Communist dictator Fidel Castro’s non-obituary is beginning to appear in newspapers, now that he has officially surrendered his position as president of Cuba.
Castro held the position, bayonet in hand, ever since he seized power in Cuba on New Year’s Day, 1959. The communist dynasty now falls to his brother Raul, 76 years young.
Despite keystone cop like attempts to remove the now ailing dictator and relieve Cuba of its incubus, the most serious of which was President John Kennedy’s Bay of Pig’s fiasco, Castro’s Cuba has been relatively free of the usual plots and mayhem associated with communist regimes.

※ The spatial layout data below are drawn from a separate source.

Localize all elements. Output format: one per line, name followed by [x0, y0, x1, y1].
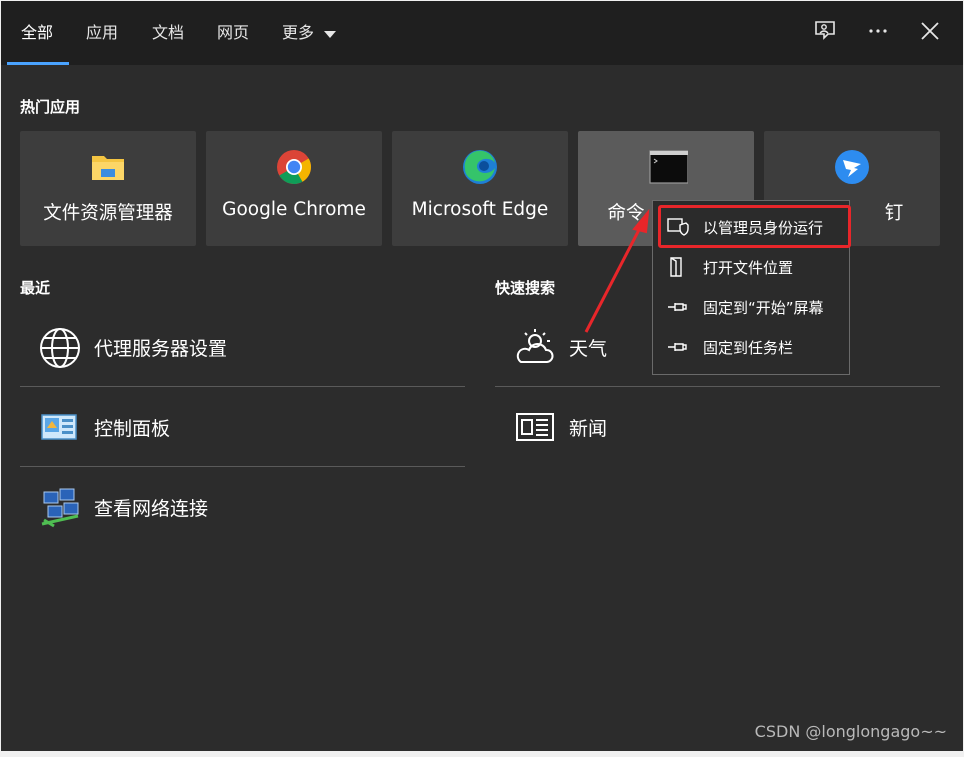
- menu-item-label: 以管理员身份运行: [703, 219, 824, 237]
- menu-item-run-as-admin[interactable]: 以管理员身份运行: [653, 207, 849, 247]
- dingtalk-icon: [834, 149, 870, 185]
- search-window: 全部 应用 文档 网页 更多 热门应用 文件资源管理器 Google Chrom…: [1, 1, 963, 751]
- menu-item-label: 打开文件位置: [703, 259, 794, 277]
- tile-file-explorer[interactable]: 文件资源管理器: [20, 131, 196, 246]
- caret-down-icon: [324, 30, 337, 38]
- control-panel-icon: [38, 406, 82, 450]
- recent-item-proxy[interactable]: 代理服务器设置: [20, 306, 465, 386]
- edge-icon: [462, 149, 498, 185]
- menu-item-label: 固定到任务栏: [703, 339, 794, 357]
- hot-apps-title: 热门应用: [20, 98, 81, 116]
- quick-search-title: 快速搜索: [495, 279, 556, 297]
- tile-label: 钉: [884, 203, 904, 224]
- shield-icon: [667, 217, 689, 237]
- active-tab-indicator: [7, 62, 69, 65]
- context-menu: 以管理员身份运行 打开文件位置 固定到“开始”屏幕 固定到任务栏: [652, 200, 850, 375]
- watermark: CSDN @longlongago~~: [754, 722, 947, 741]
- tab-more-label: 更多: [282, 23, 315, 42]
- pin-icon: [667, 297, 689, 317]
- recent-item-network[interactable]: 查看网络连接: [20, 466, 465, 546]
- tile-label: 文件资源管理器: [43, 203, 173, 224]
- recent-item-label: 代理服务器设置: [94, 338, 228, 360]
- news-icon: [513, 406, 557, 450]
- chrome-icon: [276, 149, 312, 185]
- tab-all[interactable]: 全部: [21, 21, 53, 45]
- terminal-icon: [648, 149, 689, 185]
- quick-item-news[interactable]: 新闻: [495, 386, 940, 466]
- tile-label: Google Chrome: [222, 199, 366, 220]
- close-icon[interactable]: [918, 19, 942, 43]
- tile-microsoft-edge[interactable]: Microsoft Edge: [392, 131, 568, 246]
- pin-icon: [667, 337, 689, 357]
- more-options-icon[interactable]: [866, 19, 890, 43]
- tile-google-chrome[interactable]: Google Chrome: [206, 131, 382, 246]
- tab-apps[interactable]: 应用: [86, 21, 118, 45]
- menu-item-pin-to-taskbar[interactable]: 固定到任务栏: [653, 327, 849, 367]
- top-nav: 全部 应用 文档 网页 更多: [1, 1, 963, 65]
- file-location-icon: [667, 257, 689, 277]
- menu-item-open-file-location[interactable]: 打开文件位置: [653, 247, 849, 287]
- recent-item-control-panel[interactable]: 控制面板: [20, 386, 465, 466]
- tab-more[interactable]: 更多: [282, 21, 337, 45]
- quick-item-label: 天气: [569, 338, 608, 360]
- menu-item-label: 固定到“开始”屏幕: [703, 299, 824, 317]
- quick-item-label: 新闻: [569, 418, 608, 440]
- recent-item-label: 查看网络连接: [94, 498, 209, 520]
- menu-item-pin-to-start[interactable]: 固定到“开始”屏幕: [653, 287, 849, 327]
- weather-icon: [513, 326, 557, 370]
- folder-icon: [90, 149, 126, 185]
- recent-title: 最近: [20, 279, 51, 297]
- recent-item-label: 控制面板: [94, 418, 171, 440]
- globe-icon: [38, 326, 82, 370]
- tab-web[interactable]: 网页: [217, 21, 249, 45]
- tab-documents[interactable]: 文档: [152, 21, 184, 45]
- feedback-icon[interactable]: [813, 19, 837, 43]
- network-icon: [38, 486, 82, 530]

Other communist leaders were not so lucky. Trotsky died at the hands of an assassin sent to Mexico by Stalin, who dispatched the war hero and party theoretician with a hatchet. Stalin, “the Breaker of Nations,” authorized the Great Purge of 1937-39, which eliminated opposition from the Old Bolsheviks, and anyone else he thought might oppose his steely will. Stalin himself was poisoned by his successor, Nikita Khrushchev, who was ousted from office and sent into exile by his successor, Leonid Brezhnev, he of the unruly eyebrows. The Communist succession in the Soviet Union reads like a page torn out of Suetonius’ “Lives of The Twelve Caesars,” madness piled on madness.

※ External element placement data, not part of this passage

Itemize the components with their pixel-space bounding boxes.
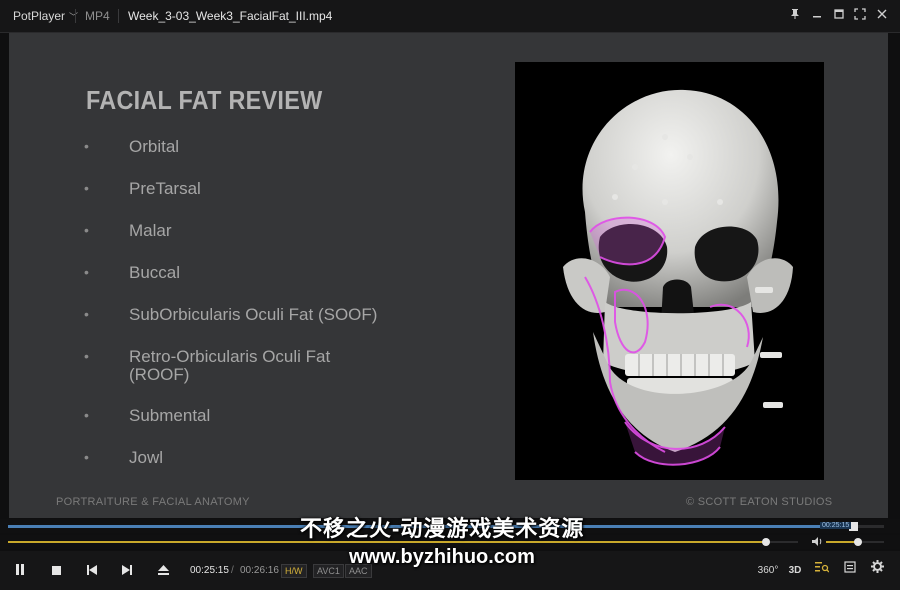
- current-time: 00:25:15: [190, 565, 229, 576]
- video-codec-badge[interactable]: AVC1: [313, 564, 344, 578]
- volume-handle[interactable]: [853, 538, 862, 546]
- total-time: 00:26:16: [240, 565, 279, 576]
- secondary-handle[interactable]: [762, 538, 771, 546]
- fullscreen-icon[interactable]: [850, 6, 870, 26]
- playlist-search-icon[interactable]: [811, 560, 833, 582]
- maximize-icon[interactable]: [829, 6, 849, 26]
- app-menu-button[interactable]: PotPlayer ﹀: [13, 9, 78, 23]
- next-icon[interactable]: [117, 562, 137, 580]
- volume-icon[interactable]: [811, 536, 823, 550]
- hw-decode-badge[interactable]: H/W: [281, 564, 307, 578]
- pin-icon[interactable]: [785, 6, 805, 26]
- seek-time-badge: 00:25:15: [820, 522, 852, 529]
- pause-icon[interactable]: [10, 562, 30, 580]
- slide-footer-right: © SCOTT EATON STUDIOS: [686, 496, 833, 508]
- divider: [75, 9, 76, 23]
- playlist-panel-icon[interactable]: [839, 560, 861, 582]
- minimize-icon[interactable]: [807, 6, 827, 26]
- vr-360-icon[interactable]: 360°: [757, 560, 779, 582]
- previous-icon[interactable]: [82, 562, 102, 580]
- chevron-down-icon: ﹀: [69, 12, 79, 22]
- skull-image: [515, 62, 824, 480]
- watermark-text: 不移之火-动漫游戏美术资源: [300, 516, 585, 541]
- slide-title: FACIAL FAT REVIEW: [86, 85, 323, 115]
- settings-gear-icon[interactable]: [866, 560, 888, 582]
- file-format-label: MP4: [85, 9, 110, 23]
- divider: [118, 9, 119, 23]
- stop-icon[interactable]: [46, 562, 66, 580]
- slide-footer-left: PORTRAITURE & FACIAL ANATOMY: [56, 496, 250, 508]
- video-viewport[interactable]: FACIAL FAT REVIEW • Orbital • PreTarsal • M…: [0, 33, 900, 518]
- presentation-slide: FACIAL FAT REVIEW • Orbital • PreTarsal • M…: [9, 33, 888, 518]
- app-name: PotPlayer: [13, 9, 66, 23]
- time-separator: /: [231, 565, 234, 576]
- eject-icon[interactable]: [153, 562, 173, 580]
- title-bar: PotPlayer ﹀ MP4 Week_3-03_Week3_FacialFat…: [0, 0, 900, 33]
- file-title: Week_3-03_Week3_FacialFat_III.mp4: [128, 9, 333, 23]
- 3d-icon[interactable]: 3D: [784, 560, 806, 582]
- close-icon[interactable]: [872, 6, 892, 26]
- watermark-url: www.byzhihuo.com: [349, 546, 535, 568]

Remaining conspicuously loyal to Khrushchev, Brezhnev organized a plot to remove his former patron. In October 1964, while Khrushchev was on holiday, Brezhnev and his co-conspirators denounced Khrushchev before the Central Committee for immodest behavior, economic failures – though these, more properly, should have been laid at the feet of Lennin and Karl Marx – and voluntarism.
By the mid-1970’s Brezhnev had developed a narcotic dependence on sleeping pill, fed to him regularly by his nurse-companion; finally, his heart gave way, though not from any strain put on it by compassion and magniminity.
Not as deep a thinker as Trotsky, not quite as vicious as Stalin, Castro is the Brezhnev of Latin America. An egomaniac, he has lived a long life full of betrayals and plots, and he will die in his bedwith a smile on his face, a withered old man convinced that he has been faithful to the never ending revolution, if not to the real humane aspirations of the Cuban people.
A real obit whould cheer the sons of liberty everwhere on the planet.
Comments
His family's house was taken at machine gun point by one of Castro's direct reports. He was later "behind the lines" during the Bay of Pigs. Captured and later traded via Gitmo for a Castro Operative.
This is a very brutal regime, built on fear, violence and disappearance of critics. No one should expect a change in Cuba. The instrument of that repression was Raul.
I once interviewed the author of "The French Connection" (I've forgotten his name) whose father owned hotels in pre-Castro Cuba. He had a rather low opinion Castro.
Keep up the good work on your own blog.